On June 23, 2022, PwC was dismissed, as required by UK law, as the Company’s auditor effective upon completion of the November 30, 2023 audit. PwC will continue to audit the Company for fiscal years 2022 and 2023.
The audit reports of PwC on the Company’s consolidated financial statements for each of the two most recently completed fiscal years, fiscal 2020 and 2021, respectively, did not contain an adverse opinion or a disclaimer of opinion and were not qualified or modified as to uncertainty, audit scope or accounting principles.
During fiscal 2020 and 2021, as well as the subsequent interim periods through June 23, 2022, there were no disagreements (as defined in Item 304(a)(1)(iv) of Regulation S-K and the related instructions) with PwC on any matter of accounting principles or practices, financial statement disclosure or auditing scope or procedure and there were no “reportable events” (as defined in Item 304(a)(1)(v) of Regulation S-K and the related instructions).
We provided PwC with a copy of the disclosure contained in this section of this Current Report on Form 8-K and requested that PwC furnish us with a letter addressed to the U.S. Securities and Exchange Commission stating whether it agrees with the above statements and, if not, stating the respects to which it does not agree.

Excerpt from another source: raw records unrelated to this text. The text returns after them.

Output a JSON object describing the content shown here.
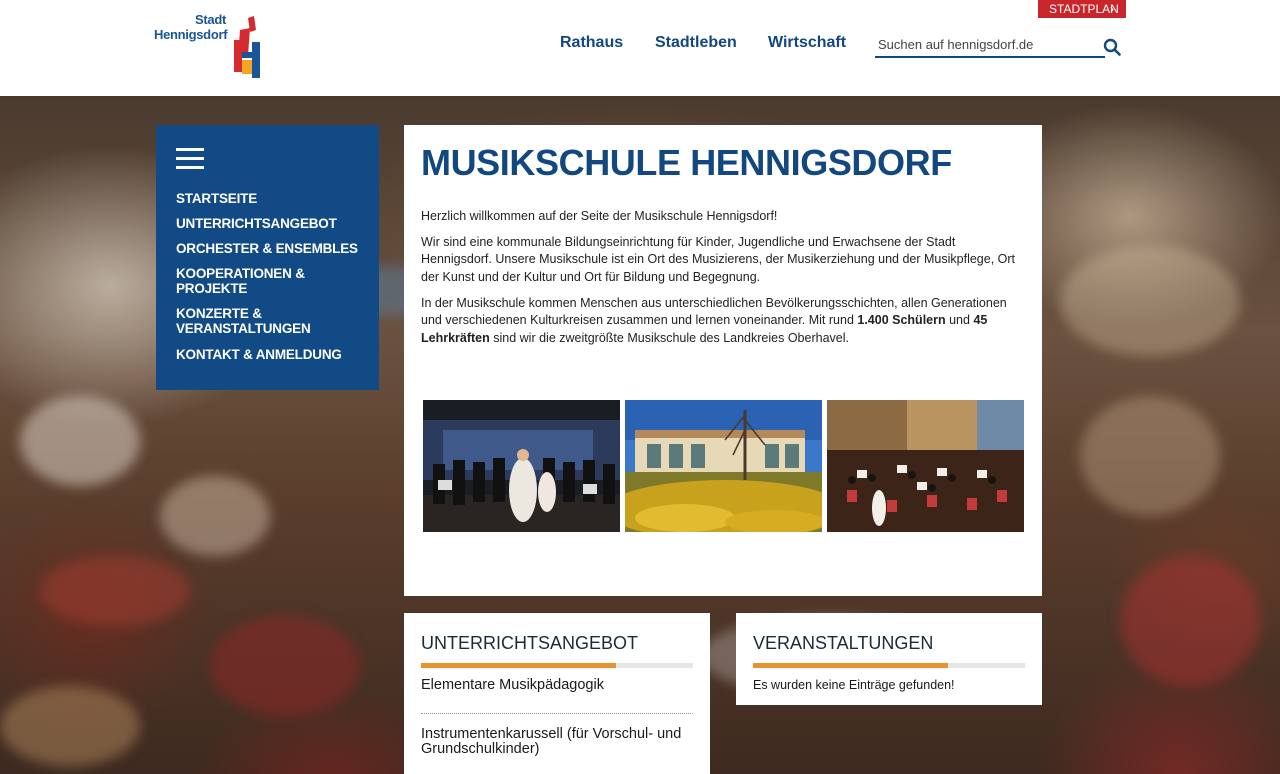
{
  "header": {
    "logo_line1": "Stadt",
    "logo_line2": "Hennigsdorf",
    "stadtplan_label": "STADTPLAN",
    "nav": [
      "Rathaus",
      "Stadtleben",
      "Wirtschaft"
    ],
    "search_placeholder": "Suchen auf hennigsdorf.de"
  },
  "sidebar": {
    "items": [
      "STARTSEITE",
      "UNTERRICHTSANGEBOT",
      "ORCHESTER & ENSEMBLES",
      "KOOPERATIONEN & PROJEKTE",
      "KONZERTE & VERANSTALTUNGEN",
      "KONTAKT & ANMELDUNG"
    ]
  },
  "main": {
    "title": "MUSIKSCHULE HENNIGSDORF",
    "welcome": "Herzlich willkommen auf der Seite der Musikschule Hennigsdorf!",
    "intro": "Wir sind eine kommunale Bildungseinrichtung für Kinder, Jugendliche und Erwachsene der Stadt Hennigsdorf. Unsere Musikschule ist ein Ort des Musizierens, der Musikerziehung und der Musikpflege, Ort der Kunst und der Kultur und Ort für Bildung und Begegnung.",
    "para3_a": "In der Musikschule kommen Menschen aus unterschiedlichen Bevölkerungsschichten, allen Generationen und verschiedenen Kulturkreisen zusammen und lernen voneinander. Mit rund ",
    "para3_students": "1.400 Schülern",
    "para3_and": " und ",
    "para3_teachers": "45 Lehrkräften",
    "para3_b": " sind wir die zweitgrößte Musikschule des Landkreies Oberhavel."
  },
  "boxes": {
    "left": {
      "title": "UNTERRICHTSANGEBOT",
      "links": [
        "Elementare Musikpädagogik",
        "Instrumentenkarussell (für Vorschul- und Grundschulkinder)"
      ]
    },
    "right": {
      "title": "VERANSTALTUNGEN",
      "empty_text": "Es wurden keine Einträge gefunden!"
    }
  },
  "colors": {
    "brand_blue": "#124a86",
    "accent_orange": "#e8942e",
    "stadtplan_red": "#c9262c"
  }
}
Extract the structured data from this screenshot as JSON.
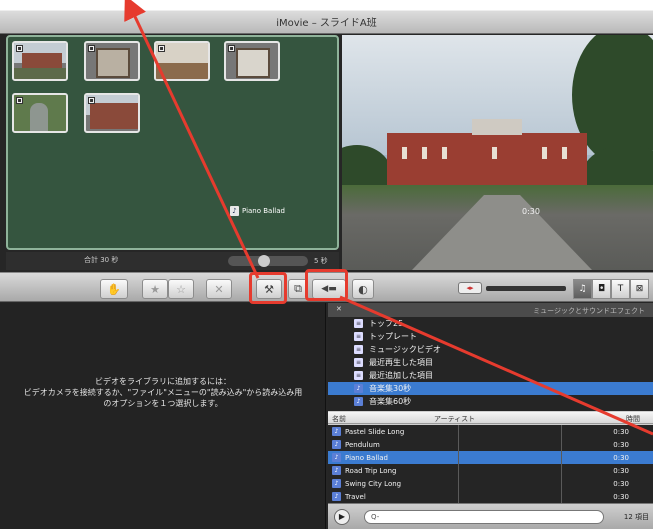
{
  "window": {
    "title": "iMovie – スライドA班"
  },
  "project": {
    "music_label": "Piano Ballad",
    "total_label": "合計 30 秒",
    "slider_value": "5 秒"
  },
  "viewer": {
    "timecode": "0:30"
  },
  "toolbar": {
    "buttons": [
      {
        "name": "hand",
        "glyph": "✋"
      },
      {
        "name": "star",
        "glyph": "★"
      },
      {
        "name": "star-empty",
        "glyph": "☆"
      },
      {
        "name": "reject",
        "glyph": "✕"
      },
      {
        "name": "tool",
        "glyph": "⚒"
      },
      {
        "name": "crop",
        "glyph": "⧉"
      },
      {
        "name": "audio",
        "glyph": "◀▬"
      },
      {
        "name": "color",
        "glyph": "◐"
      }
    ],
    "segments": [
      "♫",
      "◘",
      "T",
      "⊠"
    ]
  },
  "events": {
    "message_line1": "ビデオをライブラリに追加するには：",
    "message_line2": "ビデオカメラを接続するか、\"ファイル\"メニューの\"読み込み\"から読み込み用",
    "message_line3": "のオプションを１つ選択します。"
  },
  "browser": {
    "header_title": "ミュージックとサウンドエフェクト",
    "sources": [
      {
        "label": "トップ25",
        "icon": "list"
      },
      {
        "label": "トップレート",
        "icon": "list"
      },
      {
        "label": "ミュージックビデオ",
        "icon": "list"
      },
      {
        "label": "最近再生した項目",
        "icon": "list"
      },
      {
        "label": "最近追加した項目",
        "icon": "list"
      },
      {
        "label": "音楽集30秒",
        "icon": "music",
        "selected": true
      },
      {
        "label": "音楽集60秒",
        "icon": "music"
      }
    ],
    "columns": {
      "name": "名前",
      "artist": "アーティスト",
      "time": "時間"
    },
    "tracks": [
      {
        "name": "Pastel Slide Long",
        "time": "0:30"
      },
      {
        "name": "Pendulum",
        "time": "0:30"
      },
      {
        "name": "Piano Ballad",
        "time": "0:30",
        "selected": true
      },
      {
        "name": "Road Trip Long",
        "time": "0:30"
      },
      {
        "name": "Swing City Long",
        "time": "0:30"
      },
      {
        "name": "Travel",
        "time": "0:30"
      }
    ],
    "search_placeholder": "Q-",
    "item_count": "12 項目"
  },
  "colors": {
    "highlight": "#e63b2e",
    "selection": "#3b7bd0",
    "project_bg": "#35553f"
  }
}
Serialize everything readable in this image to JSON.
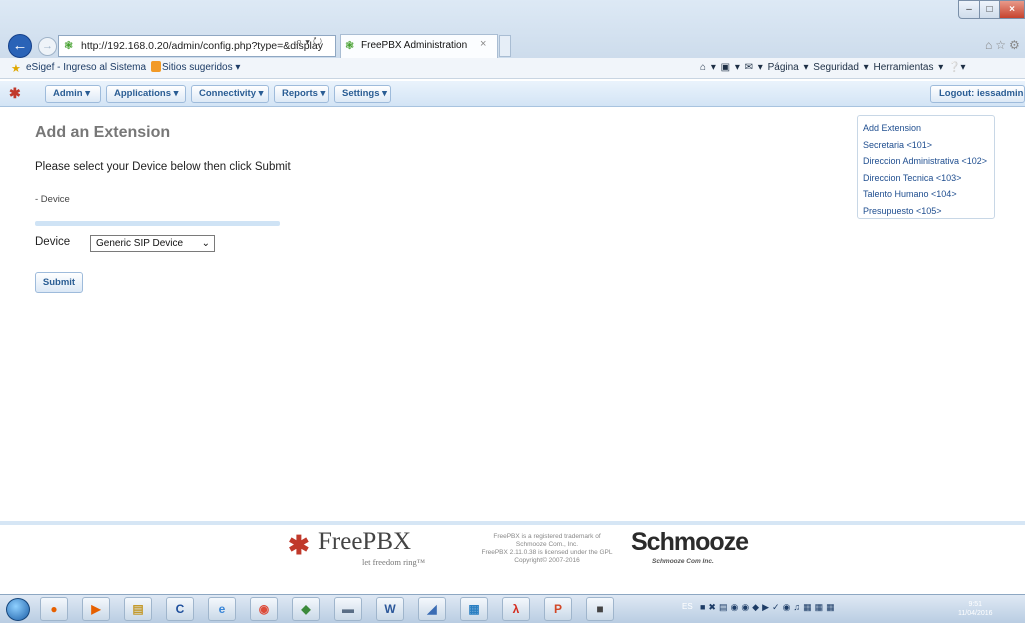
{
  "browser": {
    "url": "http://192.168.0.20/admin/config.php?type=&display",
    "address_tools": "⌕ ▾ ↻",
    "tab_title": "FreePBX Administration",
    "favorites": {
      "items": [
        "eSigef - Ingreso al Sistema",
        "Sitios sugeridos ▾"
      ]
    },
    "command_bar": "⌂ ▾ ▣ ▾ ✉ ▾ Página ▾  Seguridad ▾  Herramientas ▾  ❔▾"
  },
  "menu": {
    "items": [
      {
        "label": "Admin ▾"
      },
      {
        "label": "Applications ▾"
      },
      {
        "label": "Connectivity ▾"
      },
      {
        "label": "Reports ▾"
      },
      {
        "label": "Settings ▾"
      }
    ],
    "logout": "Logout: iessadmin"
  },
  "content": {
    "title": "Add an Extension",
    "instructions": "Please select your Device below then click Submit",
    "section_label": "- Device",
    "device_label": "Device",
    "device_value": "Generic SIP Device",
    "submit_label": "Submit"
  },
  "sidebar": {
    "items": [
      "Add Extension",
      "Secretaria <101>",
      "Direccion Administrativa <102>",
      "Direccion Tecnica <103>",
      "Talento Humano <104>",
      "Presupuesto <105>"
    ]
  },
  "footer": {
    "brand": "FreePBX",
    "tagline": "let freedom ring™",
    "legal": [
      "FreePBX is a registered trademark of",
      "Schmooze Com., Inc.",
      "FreePBX 2.11.0.38 is licensed under the GPL",
      "Copyright© 2007-2016"
    ],
    "sponsor": "Schmooze",
    "sponsor_sub": "Schmooze Com Inc."
  },
  "taskbar": {
    "language": "ES",
    "time": "9:51",
    "date": "11/04/2016"
  },
  "colors": {
    "accent": "#2a5d94",
    "menu_bg": "#d3e4f5",
    "sidebar_link": "#1e4d8f"
  }
}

A copy of PwC’s letter dated June 24, 2022 is filed as Exhibit 16.1 to this Current Report on Form 8-K.
(b) Engagement of New Independent Registered Public Accounting Firm.
On June 23, 2022, the Boards of Directors appointed Deloitte & Touche LLP (“Deloitte”) as the Company’s independent registered public accounting firm for fiscal 2024, to be effective upon the execution of an engagement letter and related completion of Deloitte's standard client acceptance procedures to ensure their independence.
During our two most recent fiscal years, fiscal 2020 and 2021, and the subsequent interim period through June 23, 2022, neither the Company nor anyone acting on its behalf has consulted with Deloitte regarding (1) the application of accounting principles to a specific transaction, either completed or proposed, or the type of audit opinion that might be rendered on the Company’s financial statements or the effectiveness of internal control over financial reporting, and neither a written report nor oral advice was provided to the Company that Deloitte concluded was an important factor considered by the Company in reaching a decision as to any accounting, auditing, or financial reporting issue, (2) any matter that was the subject of a disagreement within the meaning of Item 304(a)(1)(iv) of Regulation S-K, or (3) any reportable event within the meaning of Item 304(a)(1)(v) of Regulation S-K.